From d9c1ec7010f2915f286a6036b72ca91a46425318 Mon Sep 17 00:00:00 2001
From: Vinay D <vinayd@nvidia.com>
Date: Tue, 5 Sep 2023 17:28:16 +0530
Subject: [PATCH] Adding a bunch of datasets for benchmarking

---
 python/cuml/benchmark/algorithms.py |   4 +-
 python/cuml/benchmark/datagen.py    | 288 +++++++++++++++++++++++-----
 python/cuml/benchmark/runners.py    |  18 +-
 3 files changed, 258 insertions(+), 52 deletions(-)

diff --git a/python/cuml/benchmark/algorithms.py b/python/cuml/benchmark/algorithms.py
index 863ab99134..79214787c7 100644
--- a/python/cuml/benchmark/algorithms.py
+++ b/python/cuml/benchmark/algorithms.py
@@ -337,7 +337,7 @@ def all_algorithms():
         AlgorithmPair(
             sklearn.ensemble.RandomForestClassifier,
             cuml.ensemble.RandomForestClassifier,
-            shared_args={"max_features": "sqrt", "n_estimators": 50},
+            shared_args={},
             cpu_args={"n_jobs": -1},
             name="RandomForestClassifier",
             accepts_labels=True,
@@ -348,7 +348,7 @@ def all_algorithms():
         AlgorithmPair(
             sklearn.ensemble.RandomForestRegressor,
             cuml.ensemble.RandomForestRegressor,
-            shared_args={"max_features": 1.0, "n_estimators": 50},
+            shared_args={},
             cpu_args={"n_jobs": -1},
             name="RandomForestRegressor",
             accepts_labels=True,
diff --git a/python/cuml/benchmark/datagen.py b/python/cuml/benchmark/datagen.py
index 54567a4ea8..2f49ca292e 100644
--- a/python/cuml/benchmark/datagen.py
+++ b/python/cuml/benchmark/datagen.py
@@ -39,6 +39,7 @@
 from cuml.internals import input_utils
 from urllib.request import urlretrieve
 import sklearn.model_selection
+from sklearn.datasets import load_svmlight_file, fetch_covtype
 import cuml.datasets
 from cuml.internals.safe_imports import cpu_only_import
 import os
@@ -71,7 +72,10 @@ def _gen_data_regression(
         dtype=dtype,
     )
 
-    return X_arr, y_arr
+    X_df = cudf.DataFrame(X_arr)
+    y_df = cudf.Series(y_arr)
+
+    return X_df, y_df
 
 
 def _gen_data_blobs(
@@ -117,68 +121,201 @@ def _gen_data_classification(
         random_state=random_state,
         dtype=dtype,
     )
+    X_df = cudf.DataFrame(X_arr)
+    y_df = cudf.Series(y_arr)
+    return X_df, y_df
 
-    return X_arr, y_arr
 
+# Default location to cache datasets
+DATASETS_DIRECTORY = "."
 
-def _gen_data_higgs(n_samples=None, n_features=None, dtype=np.float32):
-    """Wrapper returning Higgs in Pandas format"""

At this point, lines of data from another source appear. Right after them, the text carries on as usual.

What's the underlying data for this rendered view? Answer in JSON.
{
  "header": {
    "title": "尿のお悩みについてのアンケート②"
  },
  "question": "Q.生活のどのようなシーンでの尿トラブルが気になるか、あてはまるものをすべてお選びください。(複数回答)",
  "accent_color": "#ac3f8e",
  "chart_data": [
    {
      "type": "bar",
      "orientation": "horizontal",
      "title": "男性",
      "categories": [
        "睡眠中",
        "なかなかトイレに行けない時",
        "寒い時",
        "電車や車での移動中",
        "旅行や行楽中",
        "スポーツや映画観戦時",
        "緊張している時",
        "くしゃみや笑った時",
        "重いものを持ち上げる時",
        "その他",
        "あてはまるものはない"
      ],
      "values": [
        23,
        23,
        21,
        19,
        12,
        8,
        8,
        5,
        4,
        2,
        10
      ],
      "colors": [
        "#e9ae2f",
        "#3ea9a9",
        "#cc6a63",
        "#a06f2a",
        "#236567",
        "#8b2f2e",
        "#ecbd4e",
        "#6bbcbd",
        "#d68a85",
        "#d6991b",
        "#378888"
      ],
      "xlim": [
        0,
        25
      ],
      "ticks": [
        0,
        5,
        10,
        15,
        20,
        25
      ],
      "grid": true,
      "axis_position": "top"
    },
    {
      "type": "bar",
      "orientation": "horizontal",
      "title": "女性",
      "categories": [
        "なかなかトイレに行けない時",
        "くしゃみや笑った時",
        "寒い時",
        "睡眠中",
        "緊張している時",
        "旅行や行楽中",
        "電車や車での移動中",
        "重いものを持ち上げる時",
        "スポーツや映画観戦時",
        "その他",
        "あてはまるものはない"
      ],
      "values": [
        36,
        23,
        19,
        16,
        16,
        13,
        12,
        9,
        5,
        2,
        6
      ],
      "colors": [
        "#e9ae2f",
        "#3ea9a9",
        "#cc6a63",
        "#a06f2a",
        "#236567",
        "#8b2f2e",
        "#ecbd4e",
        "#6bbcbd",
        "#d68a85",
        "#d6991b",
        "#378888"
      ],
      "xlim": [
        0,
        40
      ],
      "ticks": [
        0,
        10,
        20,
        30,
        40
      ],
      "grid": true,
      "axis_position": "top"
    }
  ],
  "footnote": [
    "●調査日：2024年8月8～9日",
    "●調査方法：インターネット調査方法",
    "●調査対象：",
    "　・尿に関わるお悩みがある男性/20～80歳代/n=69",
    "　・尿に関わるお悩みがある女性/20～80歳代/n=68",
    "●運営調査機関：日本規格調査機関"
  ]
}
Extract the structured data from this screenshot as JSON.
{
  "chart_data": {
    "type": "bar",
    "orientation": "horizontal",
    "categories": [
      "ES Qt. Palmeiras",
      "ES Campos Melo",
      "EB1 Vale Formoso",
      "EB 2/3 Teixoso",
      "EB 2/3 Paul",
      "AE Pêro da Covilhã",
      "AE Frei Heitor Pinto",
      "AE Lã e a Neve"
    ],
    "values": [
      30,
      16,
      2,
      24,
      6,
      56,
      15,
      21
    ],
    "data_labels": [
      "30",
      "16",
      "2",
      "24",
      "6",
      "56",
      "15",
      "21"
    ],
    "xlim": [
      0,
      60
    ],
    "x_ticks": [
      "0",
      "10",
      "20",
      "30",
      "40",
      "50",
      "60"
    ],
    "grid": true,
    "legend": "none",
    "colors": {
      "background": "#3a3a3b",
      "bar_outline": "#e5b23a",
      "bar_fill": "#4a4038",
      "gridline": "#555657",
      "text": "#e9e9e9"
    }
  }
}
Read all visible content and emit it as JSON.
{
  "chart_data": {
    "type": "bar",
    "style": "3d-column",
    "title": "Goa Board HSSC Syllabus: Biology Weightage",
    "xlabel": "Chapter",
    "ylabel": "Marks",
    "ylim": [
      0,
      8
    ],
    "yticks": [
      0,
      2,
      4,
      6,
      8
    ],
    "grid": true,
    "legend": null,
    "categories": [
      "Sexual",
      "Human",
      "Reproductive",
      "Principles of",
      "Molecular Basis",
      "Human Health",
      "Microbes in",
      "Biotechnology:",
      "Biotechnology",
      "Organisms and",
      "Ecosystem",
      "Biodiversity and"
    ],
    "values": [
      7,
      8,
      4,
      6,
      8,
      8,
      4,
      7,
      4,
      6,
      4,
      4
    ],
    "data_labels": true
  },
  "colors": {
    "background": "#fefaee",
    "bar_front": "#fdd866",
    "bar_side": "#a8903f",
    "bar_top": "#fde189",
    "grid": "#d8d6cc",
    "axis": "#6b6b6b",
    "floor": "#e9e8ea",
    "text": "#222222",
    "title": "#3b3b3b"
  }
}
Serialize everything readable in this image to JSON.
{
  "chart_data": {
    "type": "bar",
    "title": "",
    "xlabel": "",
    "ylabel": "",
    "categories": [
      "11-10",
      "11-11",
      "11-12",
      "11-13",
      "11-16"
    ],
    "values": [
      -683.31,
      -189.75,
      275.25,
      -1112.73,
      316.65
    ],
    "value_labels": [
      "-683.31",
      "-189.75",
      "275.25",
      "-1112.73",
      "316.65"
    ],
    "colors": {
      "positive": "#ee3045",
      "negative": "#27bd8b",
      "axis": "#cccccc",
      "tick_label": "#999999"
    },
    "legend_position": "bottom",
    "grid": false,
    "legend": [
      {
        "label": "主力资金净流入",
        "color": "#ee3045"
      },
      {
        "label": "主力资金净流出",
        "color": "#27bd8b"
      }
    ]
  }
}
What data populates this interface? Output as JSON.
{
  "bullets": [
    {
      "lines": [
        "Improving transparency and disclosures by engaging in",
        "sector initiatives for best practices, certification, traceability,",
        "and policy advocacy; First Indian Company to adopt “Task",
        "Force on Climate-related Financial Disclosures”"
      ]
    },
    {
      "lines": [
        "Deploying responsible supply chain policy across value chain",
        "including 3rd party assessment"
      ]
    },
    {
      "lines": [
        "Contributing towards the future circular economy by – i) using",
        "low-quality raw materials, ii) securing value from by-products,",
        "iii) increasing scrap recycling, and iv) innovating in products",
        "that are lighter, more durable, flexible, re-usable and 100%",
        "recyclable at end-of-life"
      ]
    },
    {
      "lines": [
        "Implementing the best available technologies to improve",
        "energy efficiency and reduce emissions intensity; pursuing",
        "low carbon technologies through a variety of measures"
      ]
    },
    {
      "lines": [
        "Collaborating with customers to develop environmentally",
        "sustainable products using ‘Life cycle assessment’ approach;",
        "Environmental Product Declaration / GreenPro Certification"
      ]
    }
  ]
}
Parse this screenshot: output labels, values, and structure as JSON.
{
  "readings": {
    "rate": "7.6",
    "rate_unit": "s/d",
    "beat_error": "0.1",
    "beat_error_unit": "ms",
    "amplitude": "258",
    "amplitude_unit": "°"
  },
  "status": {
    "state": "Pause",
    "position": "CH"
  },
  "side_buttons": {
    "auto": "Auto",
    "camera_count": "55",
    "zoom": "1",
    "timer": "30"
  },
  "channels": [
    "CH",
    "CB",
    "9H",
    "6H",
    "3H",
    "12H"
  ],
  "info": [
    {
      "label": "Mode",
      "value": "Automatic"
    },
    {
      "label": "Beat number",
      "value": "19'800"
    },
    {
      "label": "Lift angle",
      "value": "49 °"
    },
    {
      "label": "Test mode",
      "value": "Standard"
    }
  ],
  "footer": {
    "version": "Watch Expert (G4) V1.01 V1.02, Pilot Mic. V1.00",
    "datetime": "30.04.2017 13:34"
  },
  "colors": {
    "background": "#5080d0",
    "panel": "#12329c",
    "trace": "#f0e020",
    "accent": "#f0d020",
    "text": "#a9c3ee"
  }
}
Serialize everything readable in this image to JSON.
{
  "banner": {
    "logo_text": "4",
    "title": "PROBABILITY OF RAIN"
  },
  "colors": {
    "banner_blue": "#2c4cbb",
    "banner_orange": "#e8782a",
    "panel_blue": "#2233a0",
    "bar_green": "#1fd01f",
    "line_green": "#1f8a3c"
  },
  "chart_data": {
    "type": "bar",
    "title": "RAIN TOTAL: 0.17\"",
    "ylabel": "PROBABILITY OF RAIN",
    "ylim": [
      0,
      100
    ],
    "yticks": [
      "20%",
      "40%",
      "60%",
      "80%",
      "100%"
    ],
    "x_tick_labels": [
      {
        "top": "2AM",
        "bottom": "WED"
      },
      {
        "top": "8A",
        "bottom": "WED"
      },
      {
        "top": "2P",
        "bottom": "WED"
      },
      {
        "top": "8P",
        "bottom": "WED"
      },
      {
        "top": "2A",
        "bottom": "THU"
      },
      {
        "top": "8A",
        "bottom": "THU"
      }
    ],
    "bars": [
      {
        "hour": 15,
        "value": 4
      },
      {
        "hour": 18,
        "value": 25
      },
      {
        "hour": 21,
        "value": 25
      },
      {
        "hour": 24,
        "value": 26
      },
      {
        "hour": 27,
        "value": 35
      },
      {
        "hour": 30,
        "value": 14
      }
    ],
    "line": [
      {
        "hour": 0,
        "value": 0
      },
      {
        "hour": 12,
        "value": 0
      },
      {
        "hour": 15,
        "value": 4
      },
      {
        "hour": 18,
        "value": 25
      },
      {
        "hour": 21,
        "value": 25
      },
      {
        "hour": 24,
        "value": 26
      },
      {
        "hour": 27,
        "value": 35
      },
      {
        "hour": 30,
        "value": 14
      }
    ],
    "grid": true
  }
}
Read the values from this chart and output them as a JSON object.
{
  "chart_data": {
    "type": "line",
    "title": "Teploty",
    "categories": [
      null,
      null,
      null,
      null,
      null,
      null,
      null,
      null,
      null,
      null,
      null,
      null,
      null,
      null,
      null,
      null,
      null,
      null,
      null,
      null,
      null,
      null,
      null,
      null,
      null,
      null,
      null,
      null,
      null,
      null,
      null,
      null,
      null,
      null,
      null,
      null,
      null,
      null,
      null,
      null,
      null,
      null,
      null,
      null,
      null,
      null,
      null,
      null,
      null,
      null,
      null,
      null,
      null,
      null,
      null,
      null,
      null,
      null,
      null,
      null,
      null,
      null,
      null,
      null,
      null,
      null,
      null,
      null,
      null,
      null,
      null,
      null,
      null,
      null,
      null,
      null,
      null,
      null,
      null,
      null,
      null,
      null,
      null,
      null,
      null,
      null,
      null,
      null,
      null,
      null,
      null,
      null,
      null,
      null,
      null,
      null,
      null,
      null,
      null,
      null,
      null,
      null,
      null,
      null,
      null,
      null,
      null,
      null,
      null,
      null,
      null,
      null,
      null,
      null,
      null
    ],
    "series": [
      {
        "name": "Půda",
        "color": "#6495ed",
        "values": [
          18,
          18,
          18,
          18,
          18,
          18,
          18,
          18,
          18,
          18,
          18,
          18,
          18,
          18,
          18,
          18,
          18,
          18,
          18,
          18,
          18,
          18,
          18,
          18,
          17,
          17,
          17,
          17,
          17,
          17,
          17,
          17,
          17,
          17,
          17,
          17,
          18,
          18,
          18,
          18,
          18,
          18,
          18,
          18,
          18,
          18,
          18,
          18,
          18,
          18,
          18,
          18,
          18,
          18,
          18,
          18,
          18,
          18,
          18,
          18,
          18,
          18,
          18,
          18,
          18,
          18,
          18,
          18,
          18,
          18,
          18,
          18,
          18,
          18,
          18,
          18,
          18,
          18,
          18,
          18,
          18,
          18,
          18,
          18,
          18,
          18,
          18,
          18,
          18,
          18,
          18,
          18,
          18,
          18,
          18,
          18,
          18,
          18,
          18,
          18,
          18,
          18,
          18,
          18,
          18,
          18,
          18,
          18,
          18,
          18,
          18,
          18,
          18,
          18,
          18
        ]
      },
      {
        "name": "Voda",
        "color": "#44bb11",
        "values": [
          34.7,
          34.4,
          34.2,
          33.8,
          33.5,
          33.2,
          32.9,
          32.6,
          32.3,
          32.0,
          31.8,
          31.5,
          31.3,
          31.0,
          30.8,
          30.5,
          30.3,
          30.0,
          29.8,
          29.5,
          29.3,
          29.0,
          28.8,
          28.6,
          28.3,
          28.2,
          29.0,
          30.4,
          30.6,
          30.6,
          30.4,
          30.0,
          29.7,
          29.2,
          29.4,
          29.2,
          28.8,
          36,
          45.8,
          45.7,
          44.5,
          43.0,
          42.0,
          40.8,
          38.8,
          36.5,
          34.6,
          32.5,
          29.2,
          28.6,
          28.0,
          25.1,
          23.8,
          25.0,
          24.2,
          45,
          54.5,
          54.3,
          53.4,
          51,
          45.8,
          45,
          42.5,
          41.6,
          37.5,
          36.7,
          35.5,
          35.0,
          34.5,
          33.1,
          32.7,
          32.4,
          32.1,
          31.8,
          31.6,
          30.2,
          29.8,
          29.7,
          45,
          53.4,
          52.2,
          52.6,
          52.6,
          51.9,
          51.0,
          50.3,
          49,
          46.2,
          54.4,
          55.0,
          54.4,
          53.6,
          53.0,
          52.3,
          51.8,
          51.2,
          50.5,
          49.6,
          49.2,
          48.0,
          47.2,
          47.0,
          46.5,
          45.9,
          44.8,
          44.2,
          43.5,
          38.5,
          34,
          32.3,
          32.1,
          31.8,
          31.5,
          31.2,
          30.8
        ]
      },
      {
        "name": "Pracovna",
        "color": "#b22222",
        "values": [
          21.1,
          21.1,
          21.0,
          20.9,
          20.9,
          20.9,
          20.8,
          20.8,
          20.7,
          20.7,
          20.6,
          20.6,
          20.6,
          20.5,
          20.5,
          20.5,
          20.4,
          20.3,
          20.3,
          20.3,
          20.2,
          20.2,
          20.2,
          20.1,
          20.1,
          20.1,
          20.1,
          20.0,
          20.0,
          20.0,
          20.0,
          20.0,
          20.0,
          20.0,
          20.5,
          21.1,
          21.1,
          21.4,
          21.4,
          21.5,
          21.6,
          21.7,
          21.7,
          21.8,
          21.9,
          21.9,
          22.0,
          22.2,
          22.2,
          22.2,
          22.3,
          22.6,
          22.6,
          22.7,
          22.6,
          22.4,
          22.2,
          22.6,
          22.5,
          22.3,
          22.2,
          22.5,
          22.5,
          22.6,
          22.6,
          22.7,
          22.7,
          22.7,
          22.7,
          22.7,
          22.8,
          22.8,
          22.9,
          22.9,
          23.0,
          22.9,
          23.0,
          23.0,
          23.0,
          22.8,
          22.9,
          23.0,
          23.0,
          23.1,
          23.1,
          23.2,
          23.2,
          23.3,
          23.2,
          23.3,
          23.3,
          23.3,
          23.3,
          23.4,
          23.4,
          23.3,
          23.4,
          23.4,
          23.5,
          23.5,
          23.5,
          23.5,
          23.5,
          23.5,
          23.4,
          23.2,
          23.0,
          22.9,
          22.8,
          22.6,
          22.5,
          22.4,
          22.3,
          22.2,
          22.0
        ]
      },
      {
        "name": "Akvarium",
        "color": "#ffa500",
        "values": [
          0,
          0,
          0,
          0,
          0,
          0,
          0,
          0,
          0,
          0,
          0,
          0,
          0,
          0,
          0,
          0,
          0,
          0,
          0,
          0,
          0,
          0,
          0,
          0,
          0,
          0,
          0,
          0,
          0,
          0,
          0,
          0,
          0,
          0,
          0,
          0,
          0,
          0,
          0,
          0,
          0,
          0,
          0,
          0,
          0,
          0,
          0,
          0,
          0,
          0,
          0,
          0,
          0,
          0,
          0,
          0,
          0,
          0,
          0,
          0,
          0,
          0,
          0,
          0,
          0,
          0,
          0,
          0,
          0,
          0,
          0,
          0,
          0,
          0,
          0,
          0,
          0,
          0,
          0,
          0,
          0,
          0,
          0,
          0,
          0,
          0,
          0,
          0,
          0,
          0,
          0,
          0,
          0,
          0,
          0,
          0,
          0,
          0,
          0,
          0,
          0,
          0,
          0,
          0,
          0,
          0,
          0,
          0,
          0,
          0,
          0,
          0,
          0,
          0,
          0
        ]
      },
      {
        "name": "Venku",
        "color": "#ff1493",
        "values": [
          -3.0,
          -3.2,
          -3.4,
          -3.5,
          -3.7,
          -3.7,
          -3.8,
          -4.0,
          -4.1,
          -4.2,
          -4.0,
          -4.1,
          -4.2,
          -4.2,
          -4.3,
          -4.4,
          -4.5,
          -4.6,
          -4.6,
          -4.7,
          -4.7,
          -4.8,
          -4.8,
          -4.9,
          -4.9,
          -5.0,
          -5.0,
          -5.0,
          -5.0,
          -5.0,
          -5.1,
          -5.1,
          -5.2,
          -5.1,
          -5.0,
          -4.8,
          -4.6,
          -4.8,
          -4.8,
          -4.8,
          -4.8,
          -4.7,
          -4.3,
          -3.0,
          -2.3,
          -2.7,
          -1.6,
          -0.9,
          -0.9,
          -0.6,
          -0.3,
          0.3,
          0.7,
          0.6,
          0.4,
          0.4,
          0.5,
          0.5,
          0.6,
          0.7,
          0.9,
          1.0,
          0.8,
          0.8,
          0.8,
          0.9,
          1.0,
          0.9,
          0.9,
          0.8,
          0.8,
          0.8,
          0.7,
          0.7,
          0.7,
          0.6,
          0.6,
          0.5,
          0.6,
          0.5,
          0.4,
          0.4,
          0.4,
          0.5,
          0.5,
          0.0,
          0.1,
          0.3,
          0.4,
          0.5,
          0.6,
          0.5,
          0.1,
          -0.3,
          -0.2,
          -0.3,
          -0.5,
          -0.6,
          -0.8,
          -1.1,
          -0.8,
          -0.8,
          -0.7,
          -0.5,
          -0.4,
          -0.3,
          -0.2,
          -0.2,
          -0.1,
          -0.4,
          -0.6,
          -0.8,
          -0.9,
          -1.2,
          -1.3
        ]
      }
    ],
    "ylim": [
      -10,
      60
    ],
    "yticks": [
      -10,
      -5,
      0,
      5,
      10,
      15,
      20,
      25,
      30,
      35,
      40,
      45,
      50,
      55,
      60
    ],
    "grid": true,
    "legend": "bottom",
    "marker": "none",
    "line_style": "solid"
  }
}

-    X_df, y_df = load_higgs()
-    if n_samples == 0:
-        n_samples = X_df.shape[0]
-    if n_features == 0:
-        n_features = X_df.shape[1]
-    if n_features > X_df.shape[1]:
+
+def _gen_data_airline_regression(datasets_root_dir):
+
+    url = "http://kt.ijs.si/elena_ikonomovska/datasets/airline/airline_14col.data.bz2"
+
+    local_url = os.path.join(datasets_root_dir, os.path.basename(url))
+
+    cols = [
+        "Year",
+        "Month",
+        "DayofMonth",
+        "DayofWeek",
+        "CRSDepTime",
+        "CRSArrTime",
+        "UniqueCarrier",
+        "FlightNum",
+        "ActualElapsedTime",
+        "Origin",
+        "Dest",
+        "Distance",
+        "Diverted",
+        "ArrDelay",
+    ]
+    dtype = np.float64
+    dtype_columns = {
+        "Year": dtype,
+        "Month": dtype,
+        "DayofMonth": dtype,
+        "DayofWeek": dtype,
+        "CRSDepTime": dtype,
+        "CRSArrTime": dtype,
+        "FlightNum": dtype,
+        "ActualElapsedTime": dtype,
+        "Distance": dtype,
+        "Diverted": dtype,
+        "ArrDelay": dtype,
+    }
+
+    if not os.path.isfile(local_url):
+        urlretrieve(url, local_url)
+    df = pd.read_csv(local_url, names=cols, dtype=dtype_columns)
+
+    # Encode categoricals as numeric
+    for col in df.select_dtypes(["object"]).columns:
+        df[col] = df[col].astype("category").cat.codes
+
+    X = df[df.columns.difference(["ArrDelay"])]
+    y = df["ArrDelay"]
+
+    return X, y
+
+
+def _gen_data_airline_classification(datasets_root_dir):
+    X, y = _gen_data_airline_regression(datasets_root_dir)
+    y = 1 * (y > 0)
+    return X, y
+
+
+def _gen_data_bosch(datasets_root_dir):
+
+    local_url = os.path.join(datasets_root_dir, "train_numeric.csv.zip")
+
+    if not os.path.isfile(local_url):
         raise ValueError(
-            "Higgs dataset has only %d features, cannot support %d"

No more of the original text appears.